At sea level, P = 1 atm, therefore gas solubility is x = 1atm * molar tion of gas. For O₂ = 0.2 atm/773 atmkgH₂O/mol and N₂ = 0.8 atm/1610 atmkgH₂O/mol, 40m below sea level, P = 6 atm. What is the concentration of O₂ and N₂?

a) O₂ = 0.8 atm, N₂ = 0.4 atm
b) O₂ = 0.4 atm, N₂ = 0.8 atm
c) O₂ = 0.2 atm, N₂ = 0.6 atm
d) O₂ = 0.6 atm, N₂ = 0.2 atm

Answer 1

Using Henry's Law, the concentration of O₂ and N₂ at 40 meters below sea level with a pressure of 6 atm are calculated. The correct concentrations are O₂ = 0.4 atm and N₂ = 0.8 atm.

Step-by-step explanation:

To calculate the concentration of O₂ and N₂ at 40 meters below sea level where the pressure is 6 atm, we need to use Henry's Law, which states that the solubility of a gas in a liquid is directly proportional to the pressure of the gas above the liquid. The solubility (x) of a gas is given by the product of its partial pressure (P) and its solubility coefficient (k), which is the solubility of the gas at a standard pressure (1 atm in this case).

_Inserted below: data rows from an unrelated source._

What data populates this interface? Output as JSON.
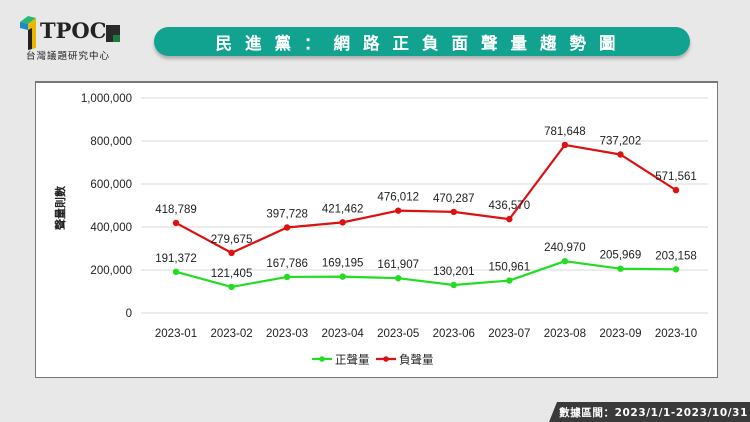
{
  "logo": {
    "text": "TPOC",
    "subtitle": "台灣議題研究中心"
  },
  "title": "民進黨：網路正負面聲量趨勢圖",
  "footer": {
    "text": "數據區間：2023/1/1-2023/10/31"
  },
  "colors": {
    "title_bar": "#11a390",
    "positive": "#22dd22",
    "negative": "#dd1111",
    "footer_bg": "#3a3a3a"
  },
  "chart_data": {
    "type": "line",
    "title": "民進黨：網路正負面聲量趨勢圖",
    "xlabel": "",
    "ylabel": "聲量則數",
    "ylim": [
      0,
      1000000
    ],
    "yticks": [
      0,
      200000,
      400000,
      600000,
      800000,
      1000000
    ],
    "ytick_labels": [
      "0",
      "200,000",
      "400,000",
      "600,000",
      "800,000",
      "1,000,000"
    ],
    "grid": true,
    "legend_position": "bottom",
    "categories": [
      "2023-01",
      "2023-02",
      "2023-03",
      "2023-04",
      "2023-05",
      "2023-06",
      "2023-07",
      "2023-08",
      "2023-09",
      "2023-10"
    ],
    "series": [
      {
        "name": "正聲量",
        "color": "#22dd22",
        "values": [
          191372,
          121405,
          167786,
          169195,
          161907,
          130201,
          150961,
          240970,
          205969,
          203158
        ],
        "labels": [
          "191,372",
          "121,405",
          "167,786",
          "169,195",
          "161,907",
          "130,201",
          "150,961",
          "240,970",
          "205,969",
          "203,158"
        ]
      },
      {
        "name": "負聲量",
        "color": "#dd1111",
        "values": [
          418789,
          279675,
          397728,
          421462,
          476012,
          470287,
          436570,
          781648,
          737202,
          571561
        ],
        "labels": [
          "418,789",
          "279,675",
          "397,728",
          "421,462",
          "476,012",
          "470,287",
          "436,570",
          "781,648",
          "737,202",
          "571,561"
        ]
      }
    ]
  }
}
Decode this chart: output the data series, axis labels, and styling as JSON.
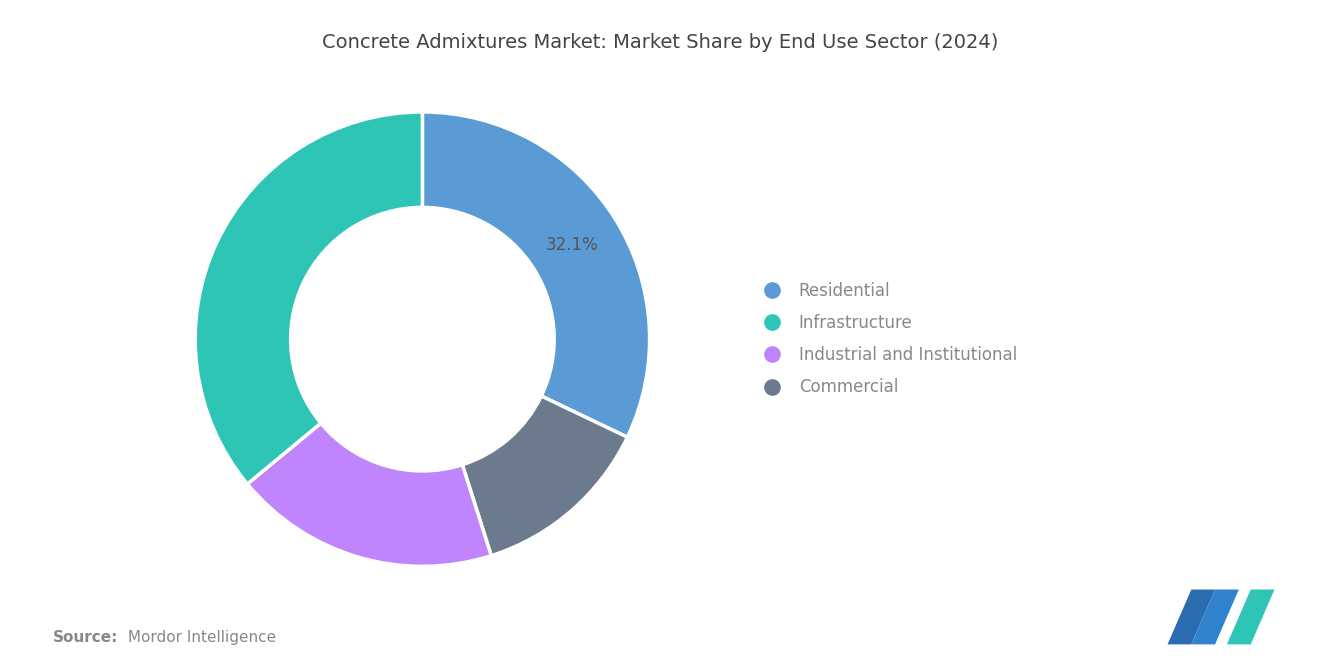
{
  "title": "Concrete Admixtures Market: Market Share by End Use Sector (2024)",
  "title_fontsize": 14,
  "title_color": "#444444",
  "background_color": "#ffffff",
  "segments": [
    "Residential",
    "Infrastructure",
    "Industrial and Institutional",
    "Commercial"
  ],
  "values": [
    32.1,
    36.0,
    18.9,
    13.0
  ],
  "colors": [
    "#5B9BD5",
    "#2EC4B6",
    "#C084FC",
    "#6B7B8D"
  ],
  "label_text": "32.1%",
  "legend_labels": [
    "Residential",
    "Infrastructure",
    "Industrial and Institutional",
    "Commercial"
  ],
  "source_bold": "Source:",
  "source_text": " Mordor Intelligence",
  "source_fontsize": 11,
  "source_color": "#888888",
  "legend_fontsize": 12,
  "legend_text_color": "#888888"
}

For O₂, the solubility at 1 atm is 0.2 atm/773 atmkgH₂O/mol. At 6 atm pressure, the solubility of O₂ will be:

6 atm * (0.2 atm/773 atmkgH₂O/mol) = 1.2 atm/773 atmkgH₂O/mol

For N₂, the solubility at 1 atm is 0.8 atm/1610 atmkgH₂O/mol. At 6 atm pressure, the solubility of N₂ will be:

6 atm * (0.8 atm/1610 atmkgH₂O/mol) = 4.8 atm/1610 atmkgH₂O/mol

Therefore, the correct concentrations of O₂ and N₂ are option b) O₂ = 0.4 atm, N₂ = 0.8 atm.